More broadcasters need to transmit in mobile DTV for the industry to move to the equivalent of a version 2.0 transmission, receive-antenna and CE device chip, said consultant John Lawson, who’s working on the service, in an interview. “If we don’t get more broadcasters firing up mobile DTV, we may never get to it,” said the Convergent Services head of v2. “Everybody is waiting for someone else to make the next move.” To Lawson, who advised on the development of mobile DTV emergency alert system warnings called M-EAS and previously ran the Association of Public Television Stations, the lag in getting stations into mobile DTV has “been a source of frustration” that more “aren’t willing to take the leap,” he said.

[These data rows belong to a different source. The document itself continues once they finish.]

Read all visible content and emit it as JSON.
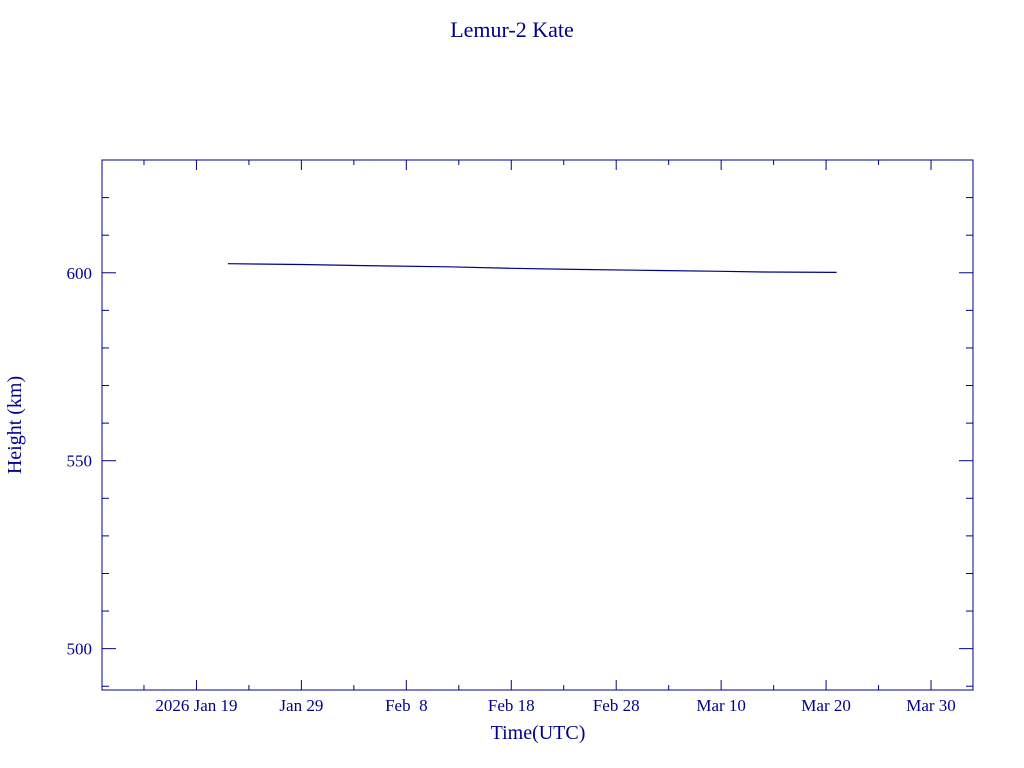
{
  "chart_data": {
    "type": "line",
    "title": "Lemur-2 Kate",
    "xlabel": "Time(UTC)",
    "ylabel": "Height (km)",
    "x_type": "date",
    "xlim": [
      "2026-01-10",
      "2026-04-03"
    ],
    "ylim": [
      489,
      630
    ],
    "x_tick_labels": [
      {
        "date": "2026-01-19",
        "label": "2026 Jan 19"
      },
      {
        "date": "2026-01-29",
        "label": "Jan 29"
      },
      {
        "date": "2026-02-08",
        "label": "Feb  8"
      },
      {
        "date": "2026-02-18",
        "label": "Feb 18"
      },
      {
        "date": "2026-02-28",
        "label": "Feb 28"
      },
      {
        "date": "2026-03-10",
        "label": "Mar 10"
      },
      {
        "date": "2026-03-20",
        "label": "Mar 20"
      },
      {
        "date": "2026-03-30",
        "label": "Mar 30"
      }
    ],
    "y_tick_labels": [
      500,
      550,
      600
    ],
    "grid": false,
    "series": [
      {
        "color": "#00008b",
        "points": [
          {
            "x": "2026-01-22",
            "y": 602.4
          },
          {
            "x": "2026-01-29",
            "y": 602.2
          },
          {
            "x": "2026-02-04",
            "y": 601.9
          },
          {
            "x": "2026-02-12",
            "y": 601.6
          },
          {
            "x": "2026-02-18",
            "y": 601.2
          },
          {
            "x": "2026-02-24",
            "y": 600.9
          },
          {
            "x": "2026-03-04",
            "y": 600.6
          },
          {
            "x": "2026-03-10",
            "y": 600.4
          },
          {
            "x": "2026-03-14",
            "y": 600.2
          },
          {
            "x": "2026-03-21",
            "y": 600.1
          }
        ]
      }
    ]
  }
}
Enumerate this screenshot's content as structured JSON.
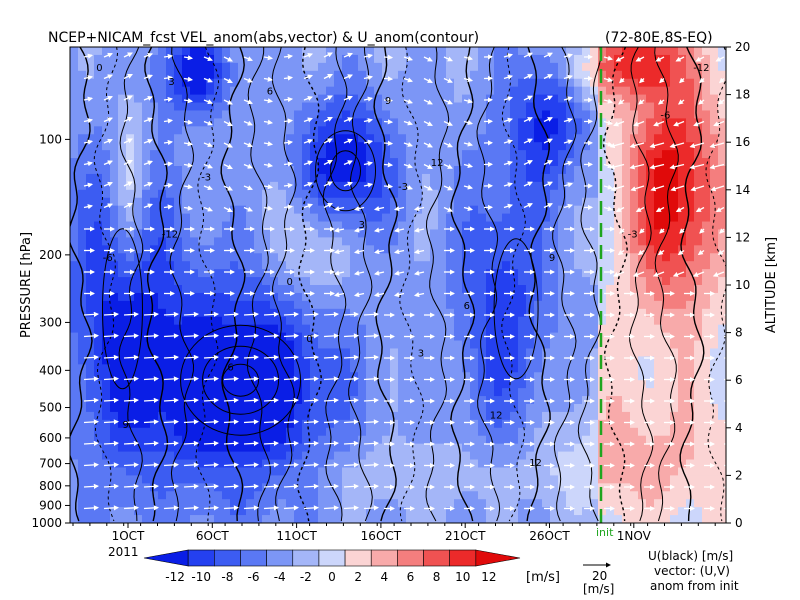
{
  "chart_data": {
    "type": "heatmap",
    "title": "NCEP+NICAM_fcst VEL_anom(abs,vector) & U_anom(contour)",
    "region": "(72-80E,8S-EQ)",
    "ylabel_left": "PRESSURE [hPa]",
    "ylabel_right": "ALTITUDE [km]",
    "pressure_ticks": [
      100,
      200,
      300,
      400,
      500,
      600,
      700,
      800,
      900,
      1000
    ],
    "altitude_ticks": [
      0,
      2,
      4,
      6,
      8,
      10,
      12,
      14,
      16,
      18,
      20
    ],
    "x_ticks": [
      "1OCT",
      "6OCT",
      "11OCT",
      "16OCT",
      "21OCT",
      "26OCT",
      "1NOV"
    ],
    "x_year": "2011",
    "init_label": "init",
    "colorbar": {
      "labels": [
        "-12",
        "-10",
        "-8",
        "-6",
        "-4",
        "-2",
        "0",
        "2",
        "4",
        "6",
        "8",
        "10",
        "12"
      ],
      "unit": "[m/s]",
      "colors": [
        "#0a1ee6",
        "#2440f0",
        "#3c5cf2",
        "#5a78f4",
        "#7c96f6",
        "#a4b6f8",
        "#ccd6fb",
        "#fbd4d4",
        "#f8aaaa",
        "#f47e7e",
        "#f05252",
        "#ec2a2a",
        "#e00a0a"
      ]
    },
    "vector_ref": {
      "value": "20",
      "unit": "[m/s]"
    },
    "legend_lines": [
      "U(black) [m/s]",
      "vector: (U,V)",
      "anom from init"
    ],
    "contour_labels": [
      "0",
      "3",
      "6",
      "9",
      "12",
      "-3",
      "-6",
      "-12"
    ],
    "colors": {
      "negative": "#2a3ff0",
      "positive": "#e8242a",
      "init_line": "#1fa51f"
    }
  }
}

"The payoffs could be large, but more broadcasters have to take a chance on innovation, because if you don’t innovate, you die,” said Lawson. Mobile DTV could be a “bridge” to ATSC 3.0, he said. That signal propagation and reception haven’t improved further for mobile DTV isn’t a technology issue but is a business issue of whether there is enough “volume” to support research and development efforts to make improvements, he said. The end of the “implosion” of broadcast advertising around the great recession “has really given way to a sense of complacency” among some in the industry who say “'let’s wait until ATSC 3.0 until we do mobile,'” said Lawson. BIA/Kelsey expects mobile-ad spending to grow to 7.1 percent of U.S. local advertising spending in 2017 from 2.1 percent this year, said Managing Director Rick Ducey at the event. Mobile video usage is growing more quickly than other types of video, he said of the “crazy” growth.
"The good news” about the mobile DTV rollout “is it is entirely up to the broadcast industry” about how fast it will “light up” stations, said panelist Salil Dalvi, co-general manager of the Mobile Content Venture. The rollout will go quickly if stations light up quickly, and slowly if that’s how they proceed, he said in response to our question. “It’s as simple as that.”